Rev. Kenshin Ishii’s wonderful talk was clearly given from the heart, and as usual he was able to convey the sometimes difficult teachings in such a clear and down to earth way. His whole talk was very uplifting, creating a really positive and optimistic atmosphere.
One guest commented that it seemed that having a self centred, discriminating mind could be likened to hell, while through having a selfless mind, you could see Amida’s light and a glimpse of the Pure Land. Another said that from the talk she liked to think that “ life is Beautiful “ and that by coming to Three Wheels she was able to do so. Several guests commented on the importance of Sangha, the importance of encounter within the Sangha. One guest said he had learnt about the importance of listening to others carefully, and how through discussions you can see things differently. Another guest, who belongs to a different Buddhist school, said how impressed he was with Three Wheels Sangha, and to how much importance it was given within the Three Jewels. Another said how he was able to see Amida’s light shining through the Sangha.

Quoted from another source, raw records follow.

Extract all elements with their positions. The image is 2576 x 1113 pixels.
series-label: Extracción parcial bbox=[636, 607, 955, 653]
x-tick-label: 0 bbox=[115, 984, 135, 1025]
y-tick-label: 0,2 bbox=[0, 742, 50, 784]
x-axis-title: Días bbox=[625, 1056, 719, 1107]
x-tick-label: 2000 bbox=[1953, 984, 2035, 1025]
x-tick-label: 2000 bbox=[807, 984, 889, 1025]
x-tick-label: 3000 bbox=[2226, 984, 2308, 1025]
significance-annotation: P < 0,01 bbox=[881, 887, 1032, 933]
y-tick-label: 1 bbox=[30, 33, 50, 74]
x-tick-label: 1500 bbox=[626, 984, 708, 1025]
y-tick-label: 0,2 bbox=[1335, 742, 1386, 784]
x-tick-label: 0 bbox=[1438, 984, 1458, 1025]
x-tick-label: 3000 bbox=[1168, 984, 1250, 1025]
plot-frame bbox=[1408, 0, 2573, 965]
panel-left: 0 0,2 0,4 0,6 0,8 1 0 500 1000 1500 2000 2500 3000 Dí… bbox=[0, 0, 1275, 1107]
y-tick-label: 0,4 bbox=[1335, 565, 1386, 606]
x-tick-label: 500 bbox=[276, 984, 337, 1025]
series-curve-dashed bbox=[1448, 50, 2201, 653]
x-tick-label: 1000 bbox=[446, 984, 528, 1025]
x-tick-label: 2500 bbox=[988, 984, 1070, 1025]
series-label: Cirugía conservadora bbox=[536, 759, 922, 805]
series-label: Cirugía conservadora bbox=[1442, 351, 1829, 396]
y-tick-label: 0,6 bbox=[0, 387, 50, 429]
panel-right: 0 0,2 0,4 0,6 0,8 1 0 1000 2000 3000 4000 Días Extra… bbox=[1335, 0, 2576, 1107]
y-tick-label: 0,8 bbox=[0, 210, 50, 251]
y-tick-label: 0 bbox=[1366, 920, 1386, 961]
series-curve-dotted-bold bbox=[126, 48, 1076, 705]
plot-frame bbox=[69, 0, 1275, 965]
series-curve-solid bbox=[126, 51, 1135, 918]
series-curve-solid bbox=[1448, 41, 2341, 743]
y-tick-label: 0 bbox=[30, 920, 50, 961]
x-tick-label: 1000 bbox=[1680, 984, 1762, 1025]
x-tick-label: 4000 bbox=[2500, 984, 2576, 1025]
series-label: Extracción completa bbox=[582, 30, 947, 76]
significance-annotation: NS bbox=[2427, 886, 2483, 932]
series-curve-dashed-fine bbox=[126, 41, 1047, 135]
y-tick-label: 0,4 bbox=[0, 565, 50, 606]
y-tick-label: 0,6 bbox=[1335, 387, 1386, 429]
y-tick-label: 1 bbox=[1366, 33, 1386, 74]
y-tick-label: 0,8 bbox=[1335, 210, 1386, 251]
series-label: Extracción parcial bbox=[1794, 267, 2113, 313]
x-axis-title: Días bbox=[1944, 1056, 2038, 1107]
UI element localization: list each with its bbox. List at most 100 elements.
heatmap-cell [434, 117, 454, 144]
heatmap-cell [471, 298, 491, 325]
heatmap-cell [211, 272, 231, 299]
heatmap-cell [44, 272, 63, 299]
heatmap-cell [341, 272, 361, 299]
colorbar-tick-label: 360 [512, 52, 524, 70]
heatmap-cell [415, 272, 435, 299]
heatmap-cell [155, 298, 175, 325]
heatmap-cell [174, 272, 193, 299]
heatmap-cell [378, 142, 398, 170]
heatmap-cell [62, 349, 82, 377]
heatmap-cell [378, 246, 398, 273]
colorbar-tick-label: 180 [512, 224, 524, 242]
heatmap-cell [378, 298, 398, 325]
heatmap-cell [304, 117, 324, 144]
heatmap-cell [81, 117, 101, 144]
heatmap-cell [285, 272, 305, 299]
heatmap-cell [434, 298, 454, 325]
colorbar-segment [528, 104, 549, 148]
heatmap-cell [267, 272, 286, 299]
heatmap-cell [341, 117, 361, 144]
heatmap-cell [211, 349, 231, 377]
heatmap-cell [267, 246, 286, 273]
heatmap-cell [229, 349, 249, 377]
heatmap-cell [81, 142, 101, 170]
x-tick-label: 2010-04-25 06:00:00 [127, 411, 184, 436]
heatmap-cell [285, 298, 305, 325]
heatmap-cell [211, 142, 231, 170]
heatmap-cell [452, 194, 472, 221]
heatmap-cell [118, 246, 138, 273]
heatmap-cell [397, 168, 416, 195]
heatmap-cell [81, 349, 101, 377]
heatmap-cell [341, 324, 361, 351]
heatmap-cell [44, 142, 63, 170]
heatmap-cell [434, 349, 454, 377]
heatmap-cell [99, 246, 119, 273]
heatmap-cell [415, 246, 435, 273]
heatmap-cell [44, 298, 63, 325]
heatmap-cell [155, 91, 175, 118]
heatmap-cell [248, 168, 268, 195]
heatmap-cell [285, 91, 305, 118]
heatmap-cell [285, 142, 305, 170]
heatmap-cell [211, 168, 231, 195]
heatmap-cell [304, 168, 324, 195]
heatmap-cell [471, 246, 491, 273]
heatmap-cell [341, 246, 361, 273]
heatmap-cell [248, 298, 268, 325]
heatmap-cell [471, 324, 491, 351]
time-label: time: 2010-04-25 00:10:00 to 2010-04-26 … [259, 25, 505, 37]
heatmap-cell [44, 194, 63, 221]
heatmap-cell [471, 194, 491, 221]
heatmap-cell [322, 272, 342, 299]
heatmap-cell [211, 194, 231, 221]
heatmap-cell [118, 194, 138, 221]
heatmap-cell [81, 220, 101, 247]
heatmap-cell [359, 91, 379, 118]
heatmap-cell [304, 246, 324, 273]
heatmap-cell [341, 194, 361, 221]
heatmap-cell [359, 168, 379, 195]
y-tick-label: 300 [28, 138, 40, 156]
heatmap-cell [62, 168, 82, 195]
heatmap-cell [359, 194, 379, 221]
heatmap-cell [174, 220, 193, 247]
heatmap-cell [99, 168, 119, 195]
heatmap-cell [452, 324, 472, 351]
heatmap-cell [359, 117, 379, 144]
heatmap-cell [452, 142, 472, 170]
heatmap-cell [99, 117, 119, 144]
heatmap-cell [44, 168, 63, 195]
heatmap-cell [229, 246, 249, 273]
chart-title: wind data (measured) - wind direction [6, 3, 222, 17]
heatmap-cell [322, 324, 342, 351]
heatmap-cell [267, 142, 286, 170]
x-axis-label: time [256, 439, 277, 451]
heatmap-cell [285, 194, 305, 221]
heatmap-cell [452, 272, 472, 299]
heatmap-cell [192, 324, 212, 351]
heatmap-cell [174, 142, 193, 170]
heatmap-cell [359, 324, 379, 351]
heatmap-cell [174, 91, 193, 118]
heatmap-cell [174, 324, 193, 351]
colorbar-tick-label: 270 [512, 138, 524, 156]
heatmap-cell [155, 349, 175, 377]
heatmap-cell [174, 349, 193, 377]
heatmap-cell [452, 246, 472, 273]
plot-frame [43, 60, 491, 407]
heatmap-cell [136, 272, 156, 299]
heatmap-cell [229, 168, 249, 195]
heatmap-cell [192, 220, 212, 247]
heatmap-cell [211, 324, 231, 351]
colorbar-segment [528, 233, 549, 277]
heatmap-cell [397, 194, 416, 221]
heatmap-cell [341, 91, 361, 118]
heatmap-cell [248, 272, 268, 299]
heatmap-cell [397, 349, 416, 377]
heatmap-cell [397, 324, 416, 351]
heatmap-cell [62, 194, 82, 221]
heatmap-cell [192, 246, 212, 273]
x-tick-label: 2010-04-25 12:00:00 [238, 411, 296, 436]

Following this Rev. Kemmyo Sato, joining on line from Japan, spoke to everyone. He said how wonderful he thought Rev. Kenshin Ishii’s talk had been and how he would especially like to mention Kenshin san’s re encounter with Andy in which the subject of his talk became truly a matter of his own experience. As Andy had recounted, Kenshin san had come to realise, “ I am Bennen “ before joyfully pronouncing the Nembutsu. Kemmyo Sensei said that his master D.T. Suzuki, whose writings we studied during Shokai, was just like this. He was in one respect an intellectual person and philosopher but at the same time he always expressed whatever he had to say through his own practical spiritual experience. Kemmyo Sensei said that this is the way all the Priests of Shogyoji seek to follow when preparing a talk. Rev. Sato further said that Shin Buddhism is a religion of awareness and a religion of gratitude. He said if we look into ourselves with quiet introspection we will become aware of our karmic reality, then at such a point we cannot but feel grateful for all that has been done for us. Gratitude is not a duty or responsibility in Shin Buddhism, but is something completely natural and spontaneous. He said that Kenshin san’s decision to quote the passage in Shoshinge about Master Nagarjuna was very important.

After Rev. Sato’s words it was time to inform everyone of recent news and upcoming events and to finish the meeting, and then enjoy a delicious buffet with time to socialise and reflect.

Thank you very much to Rev. Kemmyo Sato, Rev. Kenshin Ishii, and to all the Sangha members for making it such a special meeting and Shokai.
Thank you very much to Sanae san and everyone else who helped provide the wonderful hospitality and food throughout the entire weekend, always with smiling faces.
Thank you very much to Venerable Chimyo Takehara and everyone at Shogyoji, without which Three Wheels would not and could not exist. Thank you for your continued support and guidance which makes it possible for us to be able to see Amida’s light here in the U.K.
And at this time, especially thank you to Shinran Shonin, through whom we are all able to hear the truth of the Buddha.